Gestern wurde der symbolische Partnerschaftsvertrag unterschrieben.
Am 2. August hat Bornemann den ersten Auszubildenden der Fachrichtung Mechatronik begrüßen dürfen, erklärt Karoline Schöpf, Referentin für Personalentwicklung. Mit diesem bei Bornemann neuen Ausbildungsberuf, so Reichwage, „decken wir den Bedarf der sich mit der Entwicklung weg von reinem Pumpenhersteller hin zum Systemhersteller herauskristallisiert hat“. Die stattfindende Verzahnung von mechanischen, elektrischen und elektronischen Komponenten werde somit gleich in die Ausbildung integriert. Dieser Ausbildungsgang stelle neben den bereits laufenden Ausbildungsberufen der Industriemechaniker und -kaufleute, Produktdesigner, Fachlageristen sowie den dualen Studiengängen Produktions-, Vertriebs- und Konstruktionstechnik den neunten Ausbildungsberuf in der Firma dar. Natürlich, so Personalreferentin Schöpf, freue man sich, dass durch die Kooperation nicht nur die Ausbildung abwechslungsreicher gestaltet werden könne, sondern auch darüber, „dass wir unseren Beitrag zur Stärkung der Region leisten können“. Wer Interesse an einer Ausbildung bei Bornemann in einem der neun Berufe habe, könne sich für 2011 gerne noch bewerben.

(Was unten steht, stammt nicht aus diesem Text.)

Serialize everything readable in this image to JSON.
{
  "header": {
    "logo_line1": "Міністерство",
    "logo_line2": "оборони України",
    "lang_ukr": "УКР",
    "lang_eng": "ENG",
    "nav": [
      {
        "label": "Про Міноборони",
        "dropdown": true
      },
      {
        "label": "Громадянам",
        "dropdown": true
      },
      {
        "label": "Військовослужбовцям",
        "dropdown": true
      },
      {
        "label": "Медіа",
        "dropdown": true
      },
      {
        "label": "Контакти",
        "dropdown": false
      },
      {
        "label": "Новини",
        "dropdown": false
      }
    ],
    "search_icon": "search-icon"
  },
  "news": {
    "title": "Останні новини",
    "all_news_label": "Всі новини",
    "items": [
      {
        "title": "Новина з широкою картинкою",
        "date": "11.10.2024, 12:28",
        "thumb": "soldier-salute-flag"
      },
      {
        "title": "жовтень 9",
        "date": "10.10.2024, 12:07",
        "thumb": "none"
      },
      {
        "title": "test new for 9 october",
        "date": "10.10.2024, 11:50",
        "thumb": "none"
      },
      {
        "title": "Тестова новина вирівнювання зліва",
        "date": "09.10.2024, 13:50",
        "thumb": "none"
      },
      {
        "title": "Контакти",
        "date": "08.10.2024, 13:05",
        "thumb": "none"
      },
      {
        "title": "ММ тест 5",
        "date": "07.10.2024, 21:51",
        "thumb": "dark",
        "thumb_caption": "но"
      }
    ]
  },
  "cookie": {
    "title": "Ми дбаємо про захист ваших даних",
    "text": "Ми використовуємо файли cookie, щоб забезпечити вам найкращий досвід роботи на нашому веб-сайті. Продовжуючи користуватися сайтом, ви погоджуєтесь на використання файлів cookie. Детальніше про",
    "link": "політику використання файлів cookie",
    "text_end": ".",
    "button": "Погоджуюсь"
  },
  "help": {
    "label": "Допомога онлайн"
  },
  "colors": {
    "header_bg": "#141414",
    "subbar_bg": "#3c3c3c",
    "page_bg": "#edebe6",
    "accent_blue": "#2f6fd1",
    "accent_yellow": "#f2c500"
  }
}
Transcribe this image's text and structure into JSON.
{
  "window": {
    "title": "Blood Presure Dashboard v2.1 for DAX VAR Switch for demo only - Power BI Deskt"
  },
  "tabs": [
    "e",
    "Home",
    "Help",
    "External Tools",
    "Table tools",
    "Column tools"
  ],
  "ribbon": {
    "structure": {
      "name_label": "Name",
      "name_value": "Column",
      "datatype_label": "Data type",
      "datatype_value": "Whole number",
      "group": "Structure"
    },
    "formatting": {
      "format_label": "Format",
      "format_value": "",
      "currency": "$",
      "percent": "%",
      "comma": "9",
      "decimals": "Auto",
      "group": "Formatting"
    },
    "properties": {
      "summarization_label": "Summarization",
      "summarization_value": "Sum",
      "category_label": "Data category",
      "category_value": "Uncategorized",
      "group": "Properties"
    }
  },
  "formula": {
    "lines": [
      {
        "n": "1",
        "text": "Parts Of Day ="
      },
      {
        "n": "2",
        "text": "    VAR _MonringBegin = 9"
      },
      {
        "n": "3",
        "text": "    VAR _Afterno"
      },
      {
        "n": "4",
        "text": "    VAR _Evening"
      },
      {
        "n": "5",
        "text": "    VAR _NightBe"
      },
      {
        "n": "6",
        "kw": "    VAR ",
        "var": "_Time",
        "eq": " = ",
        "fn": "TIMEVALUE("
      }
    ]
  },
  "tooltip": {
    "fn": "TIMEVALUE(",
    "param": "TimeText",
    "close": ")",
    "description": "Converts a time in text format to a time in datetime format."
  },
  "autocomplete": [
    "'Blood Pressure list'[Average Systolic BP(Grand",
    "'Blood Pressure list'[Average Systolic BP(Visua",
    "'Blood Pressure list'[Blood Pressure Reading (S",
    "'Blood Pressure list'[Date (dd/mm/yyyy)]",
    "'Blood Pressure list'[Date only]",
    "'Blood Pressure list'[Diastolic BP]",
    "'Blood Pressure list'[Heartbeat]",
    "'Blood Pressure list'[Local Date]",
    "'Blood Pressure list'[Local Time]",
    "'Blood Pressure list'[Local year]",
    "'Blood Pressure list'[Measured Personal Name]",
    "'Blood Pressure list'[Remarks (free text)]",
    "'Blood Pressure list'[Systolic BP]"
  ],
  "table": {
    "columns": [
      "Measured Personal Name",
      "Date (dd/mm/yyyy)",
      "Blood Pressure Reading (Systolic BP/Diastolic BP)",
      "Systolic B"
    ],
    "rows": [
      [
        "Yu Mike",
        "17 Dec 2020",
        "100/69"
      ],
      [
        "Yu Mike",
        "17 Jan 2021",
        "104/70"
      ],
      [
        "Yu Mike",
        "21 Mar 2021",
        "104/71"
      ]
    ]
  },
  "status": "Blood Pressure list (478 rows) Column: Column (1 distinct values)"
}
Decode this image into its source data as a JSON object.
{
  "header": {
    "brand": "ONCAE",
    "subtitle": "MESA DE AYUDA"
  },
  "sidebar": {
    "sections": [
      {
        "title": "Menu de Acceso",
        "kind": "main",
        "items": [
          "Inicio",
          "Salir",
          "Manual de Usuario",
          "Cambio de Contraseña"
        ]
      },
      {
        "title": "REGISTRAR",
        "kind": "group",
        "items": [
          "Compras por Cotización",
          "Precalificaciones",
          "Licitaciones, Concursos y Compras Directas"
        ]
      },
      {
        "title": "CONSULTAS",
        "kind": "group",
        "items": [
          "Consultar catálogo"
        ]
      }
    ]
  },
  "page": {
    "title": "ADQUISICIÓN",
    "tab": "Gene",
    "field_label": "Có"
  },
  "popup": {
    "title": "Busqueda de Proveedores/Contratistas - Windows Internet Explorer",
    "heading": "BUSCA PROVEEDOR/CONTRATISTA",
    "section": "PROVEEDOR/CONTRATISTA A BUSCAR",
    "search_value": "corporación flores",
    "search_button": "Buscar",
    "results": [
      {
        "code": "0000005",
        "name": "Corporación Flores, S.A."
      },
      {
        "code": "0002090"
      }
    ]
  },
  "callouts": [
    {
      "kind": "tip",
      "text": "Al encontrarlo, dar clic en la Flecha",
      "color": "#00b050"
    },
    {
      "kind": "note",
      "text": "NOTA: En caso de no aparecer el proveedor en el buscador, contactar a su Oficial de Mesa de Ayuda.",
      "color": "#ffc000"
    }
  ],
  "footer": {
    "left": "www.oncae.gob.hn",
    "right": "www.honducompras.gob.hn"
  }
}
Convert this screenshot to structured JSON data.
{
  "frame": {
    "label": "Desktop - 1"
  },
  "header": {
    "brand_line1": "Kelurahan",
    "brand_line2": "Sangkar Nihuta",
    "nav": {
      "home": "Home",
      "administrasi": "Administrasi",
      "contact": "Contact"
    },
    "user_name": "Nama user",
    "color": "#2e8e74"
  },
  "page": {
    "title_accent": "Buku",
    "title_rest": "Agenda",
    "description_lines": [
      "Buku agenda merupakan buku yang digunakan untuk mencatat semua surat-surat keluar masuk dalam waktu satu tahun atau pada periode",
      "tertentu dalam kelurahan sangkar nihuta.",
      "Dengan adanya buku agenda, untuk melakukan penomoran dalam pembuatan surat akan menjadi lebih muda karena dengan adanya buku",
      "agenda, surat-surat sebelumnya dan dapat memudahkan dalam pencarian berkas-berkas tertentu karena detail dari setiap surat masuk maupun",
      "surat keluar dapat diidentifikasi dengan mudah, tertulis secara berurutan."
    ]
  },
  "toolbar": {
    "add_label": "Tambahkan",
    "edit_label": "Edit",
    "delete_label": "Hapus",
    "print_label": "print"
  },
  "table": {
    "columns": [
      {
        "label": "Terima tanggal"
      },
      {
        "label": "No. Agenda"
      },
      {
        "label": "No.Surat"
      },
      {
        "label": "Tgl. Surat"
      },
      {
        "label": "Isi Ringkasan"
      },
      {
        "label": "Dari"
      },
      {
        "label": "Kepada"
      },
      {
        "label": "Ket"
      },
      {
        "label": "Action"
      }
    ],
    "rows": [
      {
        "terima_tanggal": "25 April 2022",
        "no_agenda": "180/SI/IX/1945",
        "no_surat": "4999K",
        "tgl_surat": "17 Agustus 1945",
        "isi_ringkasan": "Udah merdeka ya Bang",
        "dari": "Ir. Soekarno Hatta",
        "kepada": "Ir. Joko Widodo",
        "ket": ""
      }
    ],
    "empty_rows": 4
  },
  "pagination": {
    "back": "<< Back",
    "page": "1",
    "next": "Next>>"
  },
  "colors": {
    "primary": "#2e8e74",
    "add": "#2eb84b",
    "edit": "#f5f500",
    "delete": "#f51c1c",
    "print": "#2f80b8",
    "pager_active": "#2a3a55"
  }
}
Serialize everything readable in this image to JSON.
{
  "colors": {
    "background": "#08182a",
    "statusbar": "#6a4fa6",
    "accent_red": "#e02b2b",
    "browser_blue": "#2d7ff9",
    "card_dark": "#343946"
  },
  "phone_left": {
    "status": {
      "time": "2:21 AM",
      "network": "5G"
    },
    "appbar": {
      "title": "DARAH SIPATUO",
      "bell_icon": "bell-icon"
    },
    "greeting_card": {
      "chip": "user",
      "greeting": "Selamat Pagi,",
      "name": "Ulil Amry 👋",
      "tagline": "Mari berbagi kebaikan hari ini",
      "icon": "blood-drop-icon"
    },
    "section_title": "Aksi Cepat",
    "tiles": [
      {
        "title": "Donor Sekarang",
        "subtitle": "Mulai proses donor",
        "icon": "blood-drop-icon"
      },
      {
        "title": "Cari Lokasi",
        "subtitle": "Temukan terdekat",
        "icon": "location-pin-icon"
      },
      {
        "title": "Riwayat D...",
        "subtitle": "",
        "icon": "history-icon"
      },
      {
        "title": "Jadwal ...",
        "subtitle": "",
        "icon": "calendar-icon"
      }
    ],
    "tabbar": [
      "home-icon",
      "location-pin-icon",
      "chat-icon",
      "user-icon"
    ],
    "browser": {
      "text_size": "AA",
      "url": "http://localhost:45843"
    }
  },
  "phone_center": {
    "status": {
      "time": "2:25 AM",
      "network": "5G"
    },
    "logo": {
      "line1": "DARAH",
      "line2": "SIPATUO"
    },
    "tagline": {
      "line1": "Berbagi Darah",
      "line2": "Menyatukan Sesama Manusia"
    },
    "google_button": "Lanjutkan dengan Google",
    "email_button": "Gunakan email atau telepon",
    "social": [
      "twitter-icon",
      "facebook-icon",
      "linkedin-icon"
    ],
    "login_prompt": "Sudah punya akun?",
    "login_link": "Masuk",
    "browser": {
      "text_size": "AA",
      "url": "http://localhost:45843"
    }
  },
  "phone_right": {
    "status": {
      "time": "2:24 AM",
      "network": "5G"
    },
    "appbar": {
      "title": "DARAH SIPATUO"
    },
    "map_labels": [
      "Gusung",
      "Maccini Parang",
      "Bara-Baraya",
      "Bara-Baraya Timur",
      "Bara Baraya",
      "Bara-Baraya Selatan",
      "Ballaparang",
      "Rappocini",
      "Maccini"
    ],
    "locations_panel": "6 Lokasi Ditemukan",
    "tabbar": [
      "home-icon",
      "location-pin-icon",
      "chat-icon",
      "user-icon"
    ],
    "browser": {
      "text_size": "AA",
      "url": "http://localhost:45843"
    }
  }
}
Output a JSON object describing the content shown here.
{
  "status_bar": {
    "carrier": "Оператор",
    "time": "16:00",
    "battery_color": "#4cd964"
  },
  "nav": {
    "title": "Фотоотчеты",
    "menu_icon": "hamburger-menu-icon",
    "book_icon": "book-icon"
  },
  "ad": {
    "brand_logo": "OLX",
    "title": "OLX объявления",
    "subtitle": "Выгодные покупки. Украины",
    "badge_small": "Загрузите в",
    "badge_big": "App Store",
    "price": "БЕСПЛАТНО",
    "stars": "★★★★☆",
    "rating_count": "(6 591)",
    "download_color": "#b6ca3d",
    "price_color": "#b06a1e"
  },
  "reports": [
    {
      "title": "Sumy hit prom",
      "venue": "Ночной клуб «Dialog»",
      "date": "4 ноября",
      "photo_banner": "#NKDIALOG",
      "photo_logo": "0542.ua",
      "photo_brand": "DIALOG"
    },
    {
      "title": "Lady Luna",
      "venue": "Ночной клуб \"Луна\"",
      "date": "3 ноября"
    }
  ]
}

Auch bei Wolfgang Hein als Vorsitzenden des Fördervereins war gestern die Freude spürbar. Nicht, weil es nach Monaten des Frustes mal wieder eine gute Nachricht zu verkünden gab, sondern weil die Verzahnung mit der heimischen Wirtschaft seit der Übernahme des Bades durch den Förderverein ein erklärtes Ziel war. „Wir wollten stets, dass die Obernkirchener Geschäftswelt sich an der Unterhaltung des Bades beteiligt, nicht unbedingt finanziell, aber sichtbar“, so Hein. Daher sei es „toll, dass wir jetzt einen Partner haben“. Es wäre schön, ließ Hein durchblicken, wenn es nicht der letzte wäre.